The Manhattan Project5
Much has been made of the supposed difficulty of transposing Alan Moore's graphic novels into the medium of film. Previous attempts such as V for Vendetta and From Hell received mixed receptions from critics and audiences, but were both actually very good pieces of cinema. Moore's public disowning of the film imaginings of his work has harmed them, but it says more about his non-conformism than it does about the quality of the movies themselves.

Watchmen is a beautifully crafted and fascinating story (it is one of the New York Times top 100 novels of all time after all). Atmospherically shot, with gravelly narration by the disturbing and uncompromising Rorschach, the imersion into the alternative 1980s history is immediate.

Cold War paranoia has been racheted up and nuclear armageddon seems imminent and terrifying. In 2009 this has less intrinsic power than when Moore penned Watchmen in 1986. The Soviet giant has crumbled and nuclear proliferation has reduced, but the capability of humanity to destroy itself is still a hard truth of the world we live in. That's what makes the character of Dr Manhattan so engrossing. A man turned into a being of god-like power, his struggle to save humanity causes him to lose his own. The portrayl of Manhattan by Billy Crudupp is wonderful; quiet, regretful and absorbing. This is juxtaposed with visual representations of a towering blue giant, destroying human lives with a gesture. The parallel with the awful responsibility of controlling a nuclear button is clear.

The other characters are as well drawn as they need to be to lend support to the blue gargantuan, Rorschach being the most compelling, but Manhattan is the centrepiece. Given near infinite powers, the question settles in the viewers mind, how would I respond to the the needs of my loved ones? My country? The world?
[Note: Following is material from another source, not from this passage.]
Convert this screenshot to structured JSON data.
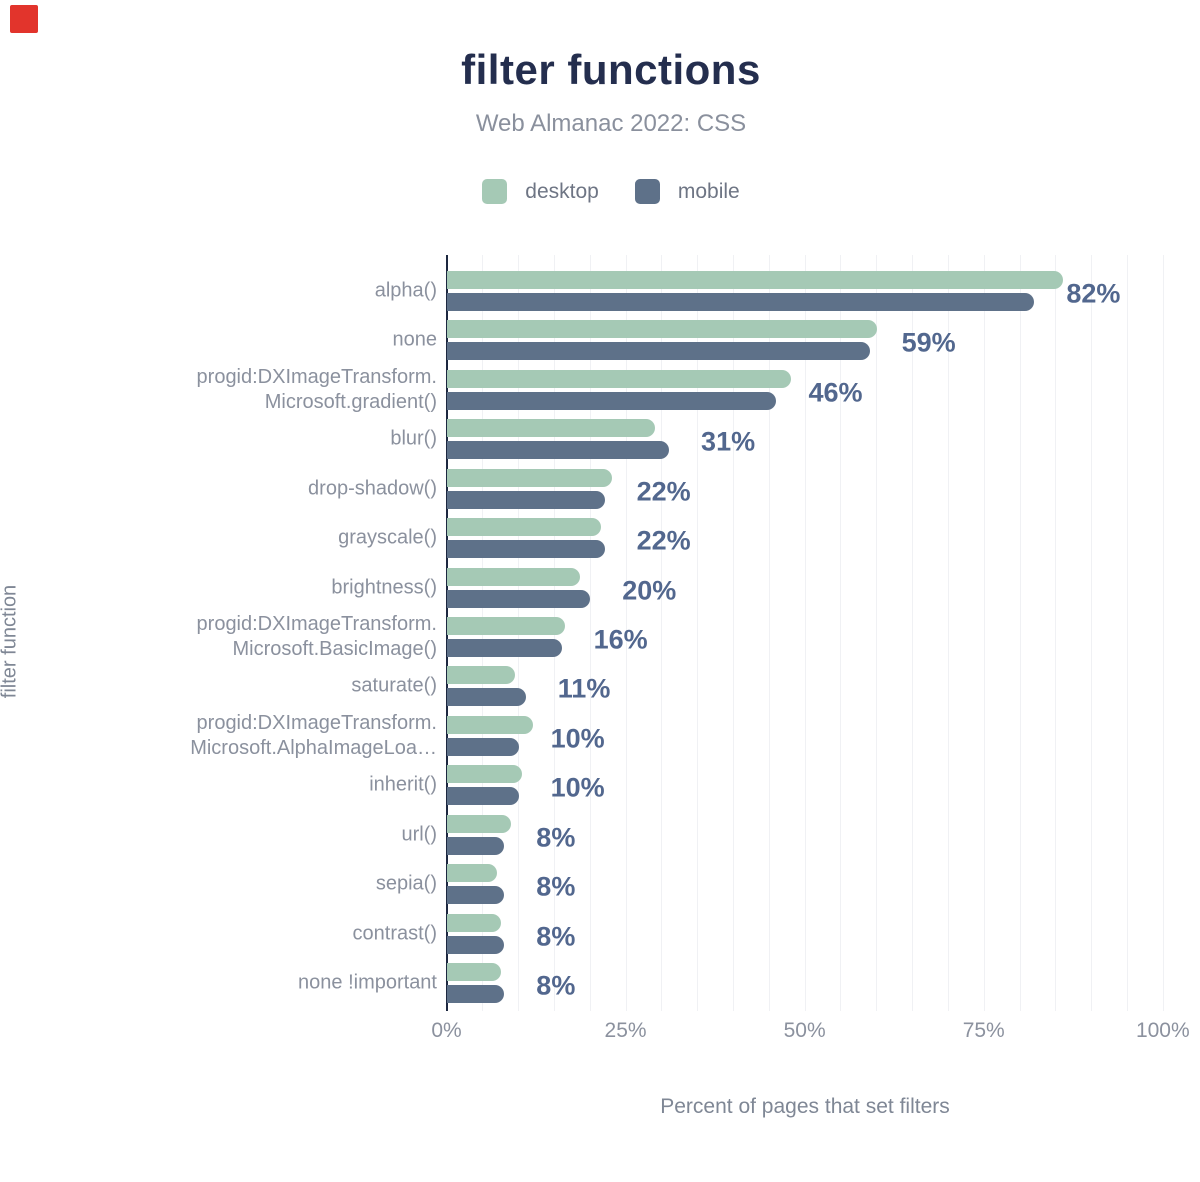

Moore's story is ascerbic and engaging, the lines between good and evil are blurred. The thoughtful, compassionate Nite Owl partners with the uncompromising and brutal Rorschach. Ozymandias mixes intelligence with maeglomania and explains the true nature of sacrifice. Silk Spectre and the Comedian explore themes of human emotions and responses; the interwining of love and grief, exhaltation and regret. As a whole Watchmen is a rich, well textured story which provokes thought as well as entertaining. Watch it.